All part of being a dragon rider T’dam had said, but he exhibited sympathy in making sure he was at hand to assist her. too. Nothing you won’t grin about later.
Although the room in which Lord Chalkin sat so that the newly-certified Artist Iantine could paint his portrait of the Lord Holder was warmer than any other chamber in Bitra that Iantine had occupied, he sighed softly in weariness. His hand was cramped and he was very tired, though he was careful not to reveal anything to his odious subject. He also had to do a bang-up job of this portrait as fast as possible, or he might not leave this miserable Hold until the spring.
Fortunately this first snow was melting and, if he finished the painting, he’d leave before the paint was dry. And with the marks he’d been promised!

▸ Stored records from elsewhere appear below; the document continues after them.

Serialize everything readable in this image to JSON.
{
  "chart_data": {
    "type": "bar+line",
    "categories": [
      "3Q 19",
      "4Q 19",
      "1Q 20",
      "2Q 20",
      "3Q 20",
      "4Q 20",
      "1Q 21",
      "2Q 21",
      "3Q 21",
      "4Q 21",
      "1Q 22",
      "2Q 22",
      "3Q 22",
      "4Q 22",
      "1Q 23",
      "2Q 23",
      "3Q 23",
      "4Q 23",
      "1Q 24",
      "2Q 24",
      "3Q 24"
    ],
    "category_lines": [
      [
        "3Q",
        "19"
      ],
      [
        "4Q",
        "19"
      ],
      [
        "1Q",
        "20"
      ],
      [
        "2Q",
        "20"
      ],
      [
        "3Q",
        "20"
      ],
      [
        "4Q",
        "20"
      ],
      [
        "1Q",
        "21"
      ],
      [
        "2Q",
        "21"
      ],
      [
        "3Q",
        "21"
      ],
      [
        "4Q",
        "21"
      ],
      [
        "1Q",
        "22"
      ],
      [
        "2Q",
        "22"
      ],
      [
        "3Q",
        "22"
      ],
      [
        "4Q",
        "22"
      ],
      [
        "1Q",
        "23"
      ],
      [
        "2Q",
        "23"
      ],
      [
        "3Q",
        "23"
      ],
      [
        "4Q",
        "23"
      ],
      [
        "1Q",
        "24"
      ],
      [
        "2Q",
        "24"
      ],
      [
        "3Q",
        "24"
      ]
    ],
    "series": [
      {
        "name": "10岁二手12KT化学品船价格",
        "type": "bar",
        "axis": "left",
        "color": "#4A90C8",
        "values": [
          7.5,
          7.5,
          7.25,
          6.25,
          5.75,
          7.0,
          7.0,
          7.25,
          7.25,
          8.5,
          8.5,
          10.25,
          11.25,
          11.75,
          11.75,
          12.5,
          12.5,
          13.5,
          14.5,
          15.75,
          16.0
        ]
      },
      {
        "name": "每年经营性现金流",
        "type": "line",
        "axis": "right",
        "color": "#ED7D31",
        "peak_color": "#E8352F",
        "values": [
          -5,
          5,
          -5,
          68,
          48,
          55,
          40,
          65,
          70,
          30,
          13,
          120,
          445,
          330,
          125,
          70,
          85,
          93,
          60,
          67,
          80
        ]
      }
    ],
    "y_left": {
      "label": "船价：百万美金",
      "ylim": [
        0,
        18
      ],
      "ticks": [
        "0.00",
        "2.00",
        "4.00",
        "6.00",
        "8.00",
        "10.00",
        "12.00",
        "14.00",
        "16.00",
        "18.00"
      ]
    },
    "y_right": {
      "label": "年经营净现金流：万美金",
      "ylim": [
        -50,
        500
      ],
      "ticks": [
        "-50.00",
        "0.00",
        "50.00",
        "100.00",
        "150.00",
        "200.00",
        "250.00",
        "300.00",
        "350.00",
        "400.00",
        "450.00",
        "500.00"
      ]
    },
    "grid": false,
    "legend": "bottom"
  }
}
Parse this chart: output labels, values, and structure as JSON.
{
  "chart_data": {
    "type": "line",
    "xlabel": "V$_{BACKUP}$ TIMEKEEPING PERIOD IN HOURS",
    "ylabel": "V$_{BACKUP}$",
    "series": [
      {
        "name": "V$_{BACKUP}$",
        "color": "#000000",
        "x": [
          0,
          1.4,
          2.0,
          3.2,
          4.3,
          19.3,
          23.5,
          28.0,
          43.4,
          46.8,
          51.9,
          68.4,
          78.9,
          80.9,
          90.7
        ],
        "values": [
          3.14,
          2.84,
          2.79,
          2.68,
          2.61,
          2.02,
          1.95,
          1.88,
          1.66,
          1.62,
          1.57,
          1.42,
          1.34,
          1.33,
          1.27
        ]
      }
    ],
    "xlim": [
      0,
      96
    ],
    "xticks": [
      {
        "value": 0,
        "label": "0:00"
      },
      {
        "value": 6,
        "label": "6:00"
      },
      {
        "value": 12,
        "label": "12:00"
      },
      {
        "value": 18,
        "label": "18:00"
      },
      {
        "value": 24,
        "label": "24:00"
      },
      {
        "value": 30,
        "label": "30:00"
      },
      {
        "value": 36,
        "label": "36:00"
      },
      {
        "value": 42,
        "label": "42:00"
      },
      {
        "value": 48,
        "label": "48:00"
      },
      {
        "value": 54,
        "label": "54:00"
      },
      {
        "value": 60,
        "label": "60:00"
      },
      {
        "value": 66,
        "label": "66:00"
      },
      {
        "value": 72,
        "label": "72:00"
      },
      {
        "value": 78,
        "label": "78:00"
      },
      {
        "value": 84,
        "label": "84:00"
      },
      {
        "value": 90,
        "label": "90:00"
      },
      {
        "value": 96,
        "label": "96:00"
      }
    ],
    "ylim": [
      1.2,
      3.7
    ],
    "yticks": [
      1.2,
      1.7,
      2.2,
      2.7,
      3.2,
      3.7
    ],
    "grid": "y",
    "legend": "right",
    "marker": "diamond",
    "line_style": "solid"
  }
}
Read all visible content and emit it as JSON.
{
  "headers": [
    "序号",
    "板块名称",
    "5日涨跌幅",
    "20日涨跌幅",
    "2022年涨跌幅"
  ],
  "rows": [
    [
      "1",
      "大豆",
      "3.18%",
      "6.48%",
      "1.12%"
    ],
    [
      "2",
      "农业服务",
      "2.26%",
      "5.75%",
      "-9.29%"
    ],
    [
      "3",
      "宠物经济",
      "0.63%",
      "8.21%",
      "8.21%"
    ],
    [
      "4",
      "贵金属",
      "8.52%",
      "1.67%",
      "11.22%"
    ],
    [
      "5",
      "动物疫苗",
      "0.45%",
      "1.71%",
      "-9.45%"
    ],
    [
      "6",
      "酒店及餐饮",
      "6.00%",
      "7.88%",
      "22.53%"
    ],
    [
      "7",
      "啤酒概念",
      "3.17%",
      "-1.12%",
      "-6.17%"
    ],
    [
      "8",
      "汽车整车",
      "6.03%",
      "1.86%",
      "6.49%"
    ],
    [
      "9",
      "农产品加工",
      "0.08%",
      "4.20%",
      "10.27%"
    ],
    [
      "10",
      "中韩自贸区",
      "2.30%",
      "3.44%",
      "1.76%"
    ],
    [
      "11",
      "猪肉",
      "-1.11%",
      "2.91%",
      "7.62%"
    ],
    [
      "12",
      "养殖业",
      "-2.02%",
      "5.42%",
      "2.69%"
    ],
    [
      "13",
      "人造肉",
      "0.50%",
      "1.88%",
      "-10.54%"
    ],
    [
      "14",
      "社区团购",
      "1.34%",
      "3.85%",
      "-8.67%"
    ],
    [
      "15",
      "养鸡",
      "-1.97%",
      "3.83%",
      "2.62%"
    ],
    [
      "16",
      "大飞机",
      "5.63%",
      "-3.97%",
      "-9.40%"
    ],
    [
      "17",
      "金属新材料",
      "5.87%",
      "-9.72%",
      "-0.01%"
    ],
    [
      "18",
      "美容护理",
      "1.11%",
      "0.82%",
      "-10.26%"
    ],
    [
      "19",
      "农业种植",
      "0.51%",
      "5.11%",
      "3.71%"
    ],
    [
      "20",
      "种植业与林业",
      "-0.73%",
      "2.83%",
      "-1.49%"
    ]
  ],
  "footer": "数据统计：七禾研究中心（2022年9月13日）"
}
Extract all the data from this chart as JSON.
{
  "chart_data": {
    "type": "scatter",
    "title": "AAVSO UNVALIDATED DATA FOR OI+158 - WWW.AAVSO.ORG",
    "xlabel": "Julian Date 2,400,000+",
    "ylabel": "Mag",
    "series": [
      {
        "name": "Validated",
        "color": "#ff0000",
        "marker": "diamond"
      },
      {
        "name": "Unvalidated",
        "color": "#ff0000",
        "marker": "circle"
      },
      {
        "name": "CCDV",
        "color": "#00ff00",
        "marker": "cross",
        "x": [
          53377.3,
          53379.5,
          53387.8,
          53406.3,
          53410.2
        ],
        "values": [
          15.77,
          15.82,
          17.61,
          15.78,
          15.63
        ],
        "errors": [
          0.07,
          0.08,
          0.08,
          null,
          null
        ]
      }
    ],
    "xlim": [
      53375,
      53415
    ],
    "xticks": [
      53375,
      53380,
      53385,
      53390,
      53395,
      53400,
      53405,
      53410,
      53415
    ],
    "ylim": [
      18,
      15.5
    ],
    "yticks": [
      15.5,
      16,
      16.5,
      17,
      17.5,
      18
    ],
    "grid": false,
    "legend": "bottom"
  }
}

Why he had ever thought himself able to handle any problem that could occur on a commission, he did not know.
Certainly he had been warned: more about not gambling with any Bitrans, to be sure, had he had any marks to wager. But the warnings had been too general. Why hadn’t Ussie told him how many other people had been defrauded by the Bitran Lord Holder? The contract had seemed all right, sounded all right and was as near to a total disaster as made no never mind. Inexperienced and arrogant, that’s what he was.
Too self-assured to listen to the wisdom of the years of experience Master Domaize had tried to get through his thick head.
But Master Domaize had a reputation for letting you deal with your own mistakes - especially the ones unconnected with Art.
“Please, Lord Chalkin, would you hold still just a moment longer? The light is too good to waste,” Iantine said, aware of the twitching muscles in Chalkin’s fat cheeks. The man didn’t have a tic or anything, but he could no more be still in his fancy chair than his children.
Impishly, Iantine wondered if he could paint a twitch - a muscle rictus - but it was hard enough to make Chalkin look good as it was.
The man’s muddy brown, close-set eyes seemed to cross towards the bridge of his rather fleshy, bulbous nose - which Iantine had deftly refined.
Master Domaize had often told his students that one had to be discreet in portraying people, but Iantine had argued the matter: that realism was necessary if the subject wanted a true portrait.
True portraits are never realistic, his master had told him -and the other students in the vast barn of a place where classes were held.
Save realism for landscapes and historical murals, not for portraits.